Abstract The boundary between Hemphillian and Blancan North American Land Mammal Ages has been elusive and equivocal. Our work identifies that boundary at about 4.9 to 5.0 Ma, based on paleomagnetic and radioisotopic dating of strata producing Blancan and Hemphillian mammals in Meadow and Spring Valleys of Lincoln County, eastern Nevada, and in the Pine Nut Mountains of western Nevada.
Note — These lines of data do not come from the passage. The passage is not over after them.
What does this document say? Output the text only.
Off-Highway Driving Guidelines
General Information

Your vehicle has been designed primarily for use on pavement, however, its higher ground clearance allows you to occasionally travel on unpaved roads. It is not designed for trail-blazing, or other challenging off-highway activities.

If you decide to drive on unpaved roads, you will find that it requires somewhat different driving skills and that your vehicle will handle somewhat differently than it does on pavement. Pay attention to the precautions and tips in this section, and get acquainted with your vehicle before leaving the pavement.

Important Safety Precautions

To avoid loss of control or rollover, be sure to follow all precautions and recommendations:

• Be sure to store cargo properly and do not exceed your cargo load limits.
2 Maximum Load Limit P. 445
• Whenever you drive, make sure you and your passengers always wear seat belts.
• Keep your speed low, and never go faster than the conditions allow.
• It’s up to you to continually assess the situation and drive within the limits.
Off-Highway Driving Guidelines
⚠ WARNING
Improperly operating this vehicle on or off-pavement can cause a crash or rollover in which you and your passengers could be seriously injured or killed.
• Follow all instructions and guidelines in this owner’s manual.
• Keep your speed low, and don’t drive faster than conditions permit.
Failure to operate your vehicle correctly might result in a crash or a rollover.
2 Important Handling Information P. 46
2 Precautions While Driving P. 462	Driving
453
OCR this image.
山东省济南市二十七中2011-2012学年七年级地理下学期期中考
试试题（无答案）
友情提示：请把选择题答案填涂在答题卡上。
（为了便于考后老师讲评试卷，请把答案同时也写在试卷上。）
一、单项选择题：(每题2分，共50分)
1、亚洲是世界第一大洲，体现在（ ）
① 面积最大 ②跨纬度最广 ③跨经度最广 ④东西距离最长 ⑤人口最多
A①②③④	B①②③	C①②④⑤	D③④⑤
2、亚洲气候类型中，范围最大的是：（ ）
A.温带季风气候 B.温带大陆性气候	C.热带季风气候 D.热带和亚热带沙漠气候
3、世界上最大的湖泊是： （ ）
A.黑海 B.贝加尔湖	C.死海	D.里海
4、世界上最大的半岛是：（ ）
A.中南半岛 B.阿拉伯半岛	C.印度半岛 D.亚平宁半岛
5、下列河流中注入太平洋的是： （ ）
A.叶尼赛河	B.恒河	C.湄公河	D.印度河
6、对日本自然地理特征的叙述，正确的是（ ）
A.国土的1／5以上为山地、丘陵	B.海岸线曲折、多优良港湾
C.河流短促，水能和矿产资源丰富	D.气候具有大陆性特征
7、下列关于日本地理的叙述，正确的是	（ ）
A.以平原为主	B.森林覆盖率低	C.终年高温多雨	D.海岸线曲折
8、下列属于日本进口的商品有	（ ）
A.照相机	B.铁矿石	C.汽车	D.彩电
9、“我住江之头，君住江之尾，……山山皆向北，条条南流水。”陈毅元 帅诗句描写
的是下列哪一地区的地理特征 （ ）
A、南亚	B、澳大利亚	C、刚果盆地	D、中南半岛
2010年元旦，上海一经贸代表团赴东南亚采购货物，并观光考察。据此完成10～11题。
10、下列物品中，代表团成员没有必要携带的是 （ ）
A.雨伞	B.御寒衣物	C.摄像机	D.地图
Magnetostratigraphic study of the Panaca Formation in Lincoln County yielded a composite section with six magnetozones. The Healdsburg Tephra was identified near the top of the section in Meadow Valley, thereby placing the Lincoln County composite section relative to the Geomagnetic Polarity Time Scale (GPTS). The arvicolid rodent Mimomys, an indicator of the Blancan LMA, appears near the base of magnetic chron C3n.3r, about 4.98 Ma, in the Panaca Formation. Both Blancan and Hemphillian mammals have been reported from a stratigraphic sequence near Buckeye Creek in the Pine Nut Mountains of western Nevada. Magnetostratigraphic study of this area produced a thick (280 m) section with six magnetozones. A pumice layer near the top of magnetozone D+ yielded an 40Ar/39Ar date of 4.96 Ma, thereby correlating magnetozone D+ with Chron C3n.4n (Thvera subchron) of the GPTS. A Hemphillian rhino is recorded below the pumice layer and a Blancan bear is recorded above it. Correlation of the Lincoln County and Pine Nut Mountain sections in Nevada is consistent with placement of the Hemphillian/Blancan boundary in chron C3n.3r or the top of chron C3n.4n of the GPTS, about 4.9 to 5.0 Ma.